The syntax used to run the macro varies slightly depending on the version you are using.

The following example uses the sample data which is the "Modified Data on Wood Specific Gravity" data set of twenty cases and five predictors in Rousseeuw and Leroy (1987). The computational results for the five selected case subsets match those given in Seaver, Triantis, and Reeves (1999).

Suppose the values of the response Y, specific gravity, are in C1 and the values of the five predictors, X1-X5, are in columns 2-6. Five subset cases were selected.

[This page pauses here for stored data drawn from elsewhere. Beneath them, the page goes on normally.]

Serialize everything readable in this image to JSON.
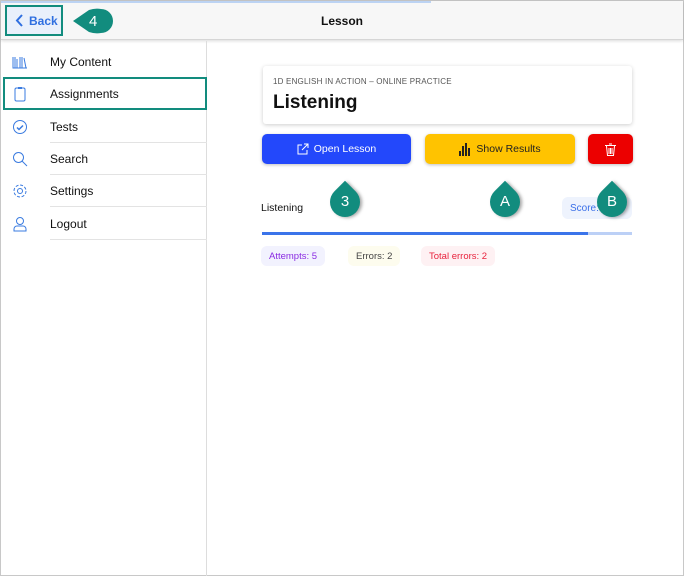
{
  "header": {
    "title": "Lesson",
    "back_label": "Back"
  },
  "sidebar": {
    "items": [
      {
        "label": "My Content",
        "icon": "books-icon"
      },
      {
        "label": "Assignments",
        "icon": "clipboard-icon",
        "selected": true
      },
      {
        "label": "Tests",
        "icon": "check-circle-icon"
      },
      {
        "label": "Search",
        "icon": "search-icon"
      },
      {
        "label": "Settings",
        "icon": "gear-icon"
      },
      {
        "label": "Logout",
        "icon": "user-icon"
      }
    ]
  },
  "lesson": {
    "course": "1D ENGLISH IN ACTION – ONLINE PRACTICE",
    "title": "Listening"
  },
  "actions": {
    "open": "Open Lesson",
    "results": "Show Results",
    "delete_icon": "trash-icon"
  },
  "result": {
    "name": "Listening",
    "score_label": "Score:",
    "progress_percent": 88,
    "attempts": "Attempts: 5",
    "errors": "Errors: 2",
    "total_errors": "Total errors: 2"
  },
  "callouts": {
    "back": "4",
    "open": "3",
    "results": "A",
    "delete": "B"
  },
  "colors": {
    "accent": "#128c7e",
    "blue": "#2348fb",
    "yellow": "#ffc300",
    "red": "#ec0000"
  }
}
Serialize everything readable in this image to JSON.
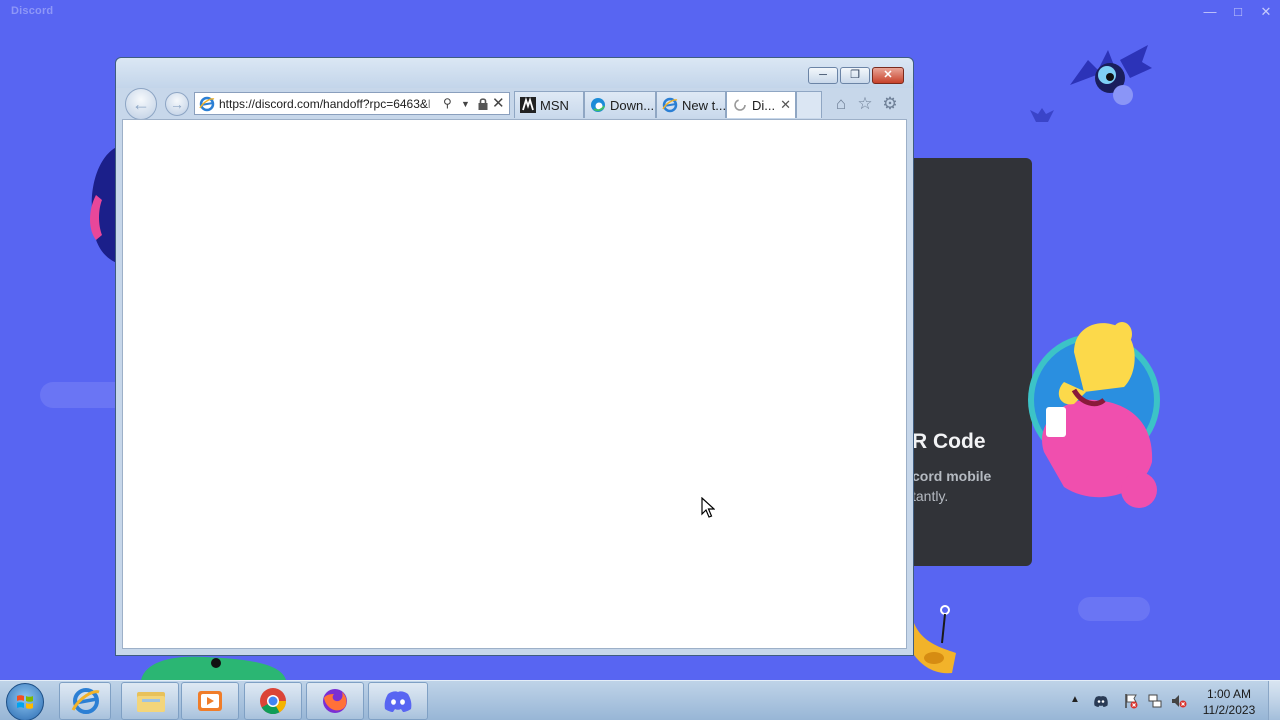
{
  "discord": {
    "app_title": "Discord",
    "qr_title": "R Code",
    "qr_desc_line1": "cord mobile",
    "qr_desc_line2": "tantly."
  },
  "ie": {
    "address": "https://discord.com/handoff?rpc=6463&",
    "address_suffix": "l",
    "tabs": [
      {
        "label": "MSN",
        "icon": "msn-icon"
      },
      {
        "label": "Down...",
        "icon": "edge-icon"
      },
      {
        "label": "New t...",
        "icon": "ie-icon"
      },
      {
        "label": "Di...",
        "icon": "loading-spinner-icon",
        "active": true
      }
    ]
  },
  "taskbar": {
    "pinned": [
      "internet-explorer",
      "file-explorer",
      "media-player",
      "chrome",
      "firefox",
      "discord"
    ],
    "time": "1:00 AM",
    "date": "11/2/2023"
  },
  "colors": {
    "discord_blurple": "#5865f2",
    "qr_card": "#313338",
    "taskbar": "#a9c4e0"
  }
}
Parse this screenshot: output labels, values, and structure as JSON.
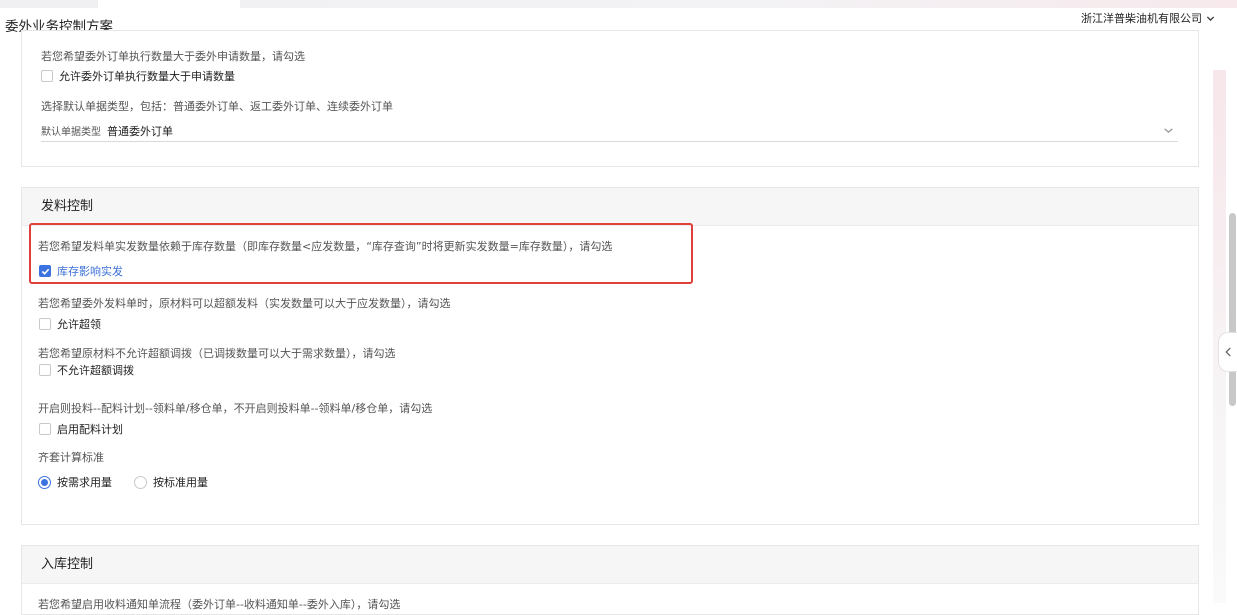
{
  "header": {
    "title": "委外业务控制方案",
    "company": "浙江洋普柴油机有限公司"
  },
  "section_general": {
    "hint_exec_qty": "若您希望委外订单执行数量大于委外申请数量，请勾选",
    "allow_exec_qty_label": "允许委外订单执行数量大于申请数量",
    "hint_doc_type": "选择默认单据类型，包括：普通委外订单、返工委外订单、连续委外订单",
    "doc_type_label": "默认单据类型",
    "doc_type_value": "普通委外订单"
  },
  "section_issue": {
    "title": "发料控制",
    "hint_inventory": "若您希望发料单实发数量依赖于库存数量（即库存数量<应发数量，“库存查询”时将更新实发数量=库存数量），请勾选",
    "inventory_label": "库存影响实发",
    "hint_overissue": "若您希望委外发料单时，原材料可以超额发料（实发数量可以大于应发数量），请勾选",
    "overissue_label": "允许超领",
    "hint_overtransfer": "若您希望原材料不允许超额调拨（已调拨数量可以大于需求数量），请勾选",
    "overtransfer_label": "不允许超额调拨",
    "hint_plan": "开启则投料--配料计划--领料单/移仓单，不开启则投料单--领料单/移仓单，请勾选",
    "plan_label": "启用配料计划",
    "kit_title": "齐套计算标准",
    "radio_demand": "按需求用量",
    "radio_standard": "按标准用量"
  },
  "section_receipt": {
    "title": "入库控制",
    "hint_partial": "若您希望启用收料通知单流程（委外订单--收料通知单--委外入库），请勾选"
  },
  "state": {
    "allow_exec_qty_checked": false,
    "inventory_checked": true,
    "overissue_checked": false,
    "overtransfer_checked": false,
    "plan_checked": false,
    "kit_selected": "demand"
  },
  "colors": {
    "accent": "#3b73e0",
    "highlight": "#e0403a"
  }
}
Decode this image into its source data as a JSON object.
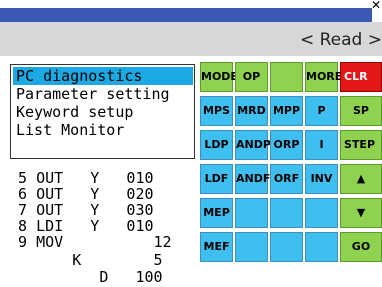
{
  "titlebar": {
    "close_glyph": "✕"
  },
  "status": {
    "mode_text": "< Read >"
  },
  "popup_menu": {
    "items": [
      {
        "label": "PC diagnostics",
        "selected": true
      },
      {
        "label": "Parameter setting",
        "selected": false
      },
      {
        "label": "Keyword setup",
        "selected": false
      },
      {
        "label": "List Monitor",
        "selected": false
      }
    ]
  },
  "program": {
    "lines": [
      "  5 OUT   Y   010",
      "  6 OUT   Y   020",
      "  7 OUT   Y   030",
      "  8 LDI   Y   010",
      "  9 MOV          12",
      "        K        5",
      "           D   100"
    ]
  },
  "keypad": {
    "rows": [
      [
        {
          "label": "MODE",
          "color": "green"
        },
        {
          "label": "OP",
          "color": "green"
        },
        {
          "label": "",
          "color": "green"
        },
        {
          "label": "MORE",
          "color": "green"
        },
        {
          "label": "CLR",
          "color": "red"
        }
      ],
      [
        {
          "label": "MPS",
          "color": "blue"
        },
        {
          "label": "MRD",
          "color": "blue"
        },
        {
          "label": "MPP",
          "color": "blue"
        },
        {
          "label": "P",
          "color": "blue"
        },
        {
          "label": "SP",
          "color": "green"
        }
      ],
      [
        {
          "label": "LDP",
          "color": "blue"
        },
        {
          "label": "ANDP",
          "color": "blue"
        },
        {
          "label": "ORP",
          "color": "blue"
        },
        {
          "label": "I",
          "color": "blue"
        },
        {
          "label": "STEP",
          "color": "green"
        }
      ],
      [
        {
          "label": "LDF",
          "color": "blue"
        },
        {
          "label": "ANDF",
          "color": "blue"
        },
        {
          "label": "ORF",
          "color": "blue"
        },
        {
          "label": "INV",
          "color": "blue"
        },
        {
          "label": "▲",
          "color": "green"
        }
      ],
      [
        {
          "label": "MEP",
          "color": "blue"
        },
        {
          "label": "",
          "color": "blue"
        },
        {
          "label": "",
          "color": "blue"
        },
        {
          "label": "",
          "color": "blue"
        },
        {
          "label": "▼",
          "color": "green"
        }
      ],
      [
        {
          "label": "MEF",
          "color": "blue"
        },
        {
          "label": "",
          "color": "blue"
        },
        {
          "label": "",
          "color": "blue"
        },
        {
          "label": "",
          "color": "blue"
        },
        {
          "label": "GO",
          "color": "green"
        }
      ]
    ]
  },
  "colors": {
    "title_blue": "#3b59b4",
    "key_blue": "#3fbfef",
    "key_green": "#8ed24f",
    "key_red": "#e21818",
    "menu_highlight": "#1aa9e2"
  }
}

To run the macro, choose View > Command Line/History and type:
%MULTDIST C1-C6;
SUB1 5;
SUB2 8 19;
SUB3 6 8 19;
SUB4 4 8 19;
SUB5 4 6 8 19.

Click Run.

Output

Here is what the macro will produce.

Multiple Case Cook's Distance

Model Information
------------------------
Response:     Y

Predictors:   X1 , X2 , X3 , X4 , X5                                            

Parameters:    6
 
Threshold value:    1.00
------------------------
 
*** Cook's Distance for Case Pairs ***
 
     Cases        Cook's Distance

     7 , 11             1.03

 
*** Cook's Distance for a Subset ***

     Cases:  5   Cook's Distance:  0.06                                              


     Cases:   8 , 19   Cook's Distance:  0.33                                        


     Cases:   6 ,  8 , 19   Cook's Distance:  1.99                                   


     Cases:   4 ,  8 , 19   Cook's Distance:  0.49                                   


     Cases:   4 ,  6 ,  8 , 19   Cook's Distance:  53.93 
Note

Graph output not shown.

More Information

Data set size

The data set size limit for computing Cook's Distance is 60 and 30 for case pairs and triples respectively. The data set size limit for case subset computations is 500. You may change the case pairs and triples limits within the macro. To change the limits, go to the section in the macro code labeled "MSE check, triple, nopair" and change 30 and 60 to the sizes you want. Note that computing time increases as the data set size increases, especially for computing all triples.

Inverse does not exist

If analyzing a mixture model, you must specify the noconstant subcommand. If you do not, you will get an error message indicating that the inverse of the XTX matrix does not exist. Usually, if any predictors are (nearly) perfectly correlated you will get this error message.

Missing values

The macro handles missing data by removing rows that have missing data in them. This is shown in the output and in the graphs.

References

Rousseeuw, P. J. and Leroy, A. M. (1987), Robust Regression & Outlier Detection, John Wiley & Sons, Inc.

Seaver, B., Triantis, K., and Reeves, C. (1999), The Identification of Influential Subsets in Regression Using a Fuzzy Clustering Strategy, Technometrics, 41, 340-351.